老頭兒這邊剛哆哆嗦嗦問完,話音還懸在嘴邊,老八猛地將那截猙獰冰冷的殘肢懟到他眼前,幾乎戳到了鼻尖上……

錢師爺猝不及防,瞳孔瞬間放大,喉嚨裡“咯”地一聲怪響,眼白一翻,身子軟麵條般向後一仰,直挺挺栽倒在地,再次暈死過去。

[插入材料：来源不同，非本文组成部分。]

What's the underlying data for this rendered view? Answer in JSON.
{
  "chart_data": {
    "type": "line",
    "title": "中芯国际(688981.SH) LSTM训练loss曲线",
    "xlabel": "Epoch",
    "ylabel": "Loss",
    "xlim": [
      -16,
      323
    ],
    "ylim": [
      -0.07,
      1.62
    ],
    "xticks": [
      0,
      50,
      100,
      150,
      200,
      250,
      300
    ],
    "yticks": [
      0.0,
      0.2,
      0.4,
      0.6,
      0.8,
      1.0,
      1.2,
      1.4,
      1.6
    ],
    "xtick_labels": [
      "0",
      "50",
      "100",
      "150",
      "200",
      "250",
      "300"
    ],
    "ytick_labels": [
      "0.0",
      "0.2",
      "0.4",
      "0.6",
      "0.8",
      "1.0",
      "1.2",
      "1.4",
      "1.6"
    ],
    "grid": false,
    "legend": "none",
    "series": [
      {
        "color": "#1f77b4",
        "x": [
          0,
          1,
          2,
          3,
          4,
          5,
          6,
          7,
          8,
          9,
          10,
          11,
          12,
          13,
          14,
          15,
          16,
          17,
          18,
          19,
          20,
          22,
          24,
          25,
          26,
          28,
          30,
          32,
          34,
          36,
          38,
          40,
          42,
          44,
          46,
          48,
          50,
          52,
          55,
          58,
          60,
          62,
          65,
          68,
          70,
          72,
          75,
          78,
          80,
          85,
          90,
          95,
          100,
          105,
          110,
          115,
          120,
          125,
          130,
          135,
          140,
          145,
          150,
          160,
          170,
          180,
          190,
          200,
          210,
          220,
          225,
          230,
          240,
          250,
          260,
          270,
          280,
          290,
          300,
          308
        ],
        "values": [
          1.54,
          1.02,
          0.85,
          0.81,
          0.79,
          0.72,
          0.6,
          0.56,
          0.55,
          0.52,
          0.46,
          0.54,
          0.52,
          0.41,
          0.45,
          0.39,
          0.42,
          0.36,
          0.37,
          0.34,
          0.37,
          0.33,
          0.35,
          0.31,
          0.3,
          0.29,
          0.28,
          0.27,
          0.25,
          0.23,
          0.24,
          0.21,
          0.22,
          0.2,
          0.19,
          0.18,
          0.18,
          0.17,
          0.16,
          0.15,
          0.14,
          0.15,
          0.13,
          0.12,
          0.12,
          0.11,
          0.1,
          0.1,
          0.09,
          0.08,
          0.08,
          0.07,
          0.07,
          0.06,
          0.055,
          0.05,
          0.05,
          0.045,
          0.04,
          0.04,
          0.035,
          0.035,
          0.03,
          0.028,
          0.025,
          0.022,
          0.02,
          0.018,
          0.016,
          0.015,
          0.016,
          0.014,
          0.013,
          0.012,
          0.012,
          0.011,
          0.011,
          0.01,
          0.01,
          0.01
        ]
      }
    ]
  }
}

我無奈地歎了口氣,從懷裡掏出那盒被汗浸得皺巴巴的煙,扔了一支給一貫沉默的白熊,隨即掏出兩支,湊近手中的火把,將其一一點燃,又深吸一口,辛辣的煙氣勉強壓住喉頭的血腥和焦臭。

另一支遞給正瞅著地上錢師爺的老八,我吸了口煙,聲音低沉到:“你呀,這壞水兒是從京城胡同一路淌到這兒了。哪天不折騰點事兒就渾身不自在。人家這老胳膊老腿兒的,哪經得住你這麼三番五次地嚇唬,真給老頭兒嚇出個好歹,前麵山路可還長著呢,到時候你自個兒把他背到不夜村去。”

老八被我數落得臉上有點掛不住,訕訕地衝地上人事不省的錢師爺撇了撇嘴,隨手將那截惡心的斷臂遠遠丟進路旁濃密的草叢深處,發出“噗”的一聲悶響。

好在羅靈性子沉穩,不計較這些,她蹲下身,從隨身的小皮囊裡撚出兩根細長的銀針,手法嫻熟地在錢師爺手背的合穀穴和前臂的內關穴輕輕刺入,指尖撚轉提插。不多時,錢師爺喉嚨裡“呃”地一聲,悠悠緩醒過來,臉色依舊白得像剛糊的窗戶紙,嘴唇哆嗦著,顯然被嚇得魂兒都飛了一半。

趁著這當口,其他人也沒閒著。

驚蟄和白熊迅速清點了所剩無幾的照明裝備。

結果令人心頭一沉——我們六個人,能用的隻剩下區區五支火把。而且其中三支火苗微弱如豆,如同風中殘燭,眼看就要熄滅。

我當機立斷,讓二人將其中一支尚有餘燼和一支幾乎熄滅的火把徹底摁滅,小心收好備用。

剩下的三支,狀況最好、火頭最亮的那支交給老八,依舊由他走在隊伍最前頭開路。剩下兩支稍弱的,一支放在隊伍中間由驚蟄或羅靈執掌照明,最後一支由殿後的白熊擎著,既照路也戒備後路。

如此一來,整個隊伍行進時發出的光亮比之前黯淡了大半,早已沒有了剛出發時那股明火執仗、神擋殺神和佛擋殺佛的架勢,如同墨色深海裡幾點掙紮的微光。

荒山夜行,火光即是膽氣,但眼下情勢,隻能精打細算,彆無他法。我低頭借著微弱火光看了看腕表,心頭一沉——折騰了那麼一場驚心動魄的死鬥,感覺不過片刻,可時間竟已悄然滑到了淩晨三點多。膠東冬日天亮雖比彆處早些,但此刻離破曉,還有漫漫長夜。

打點就緒,不敢再作停留,唯恐遲則生變。眾人強打精神,拖著疲憊不堪的身軀,即刻開拔。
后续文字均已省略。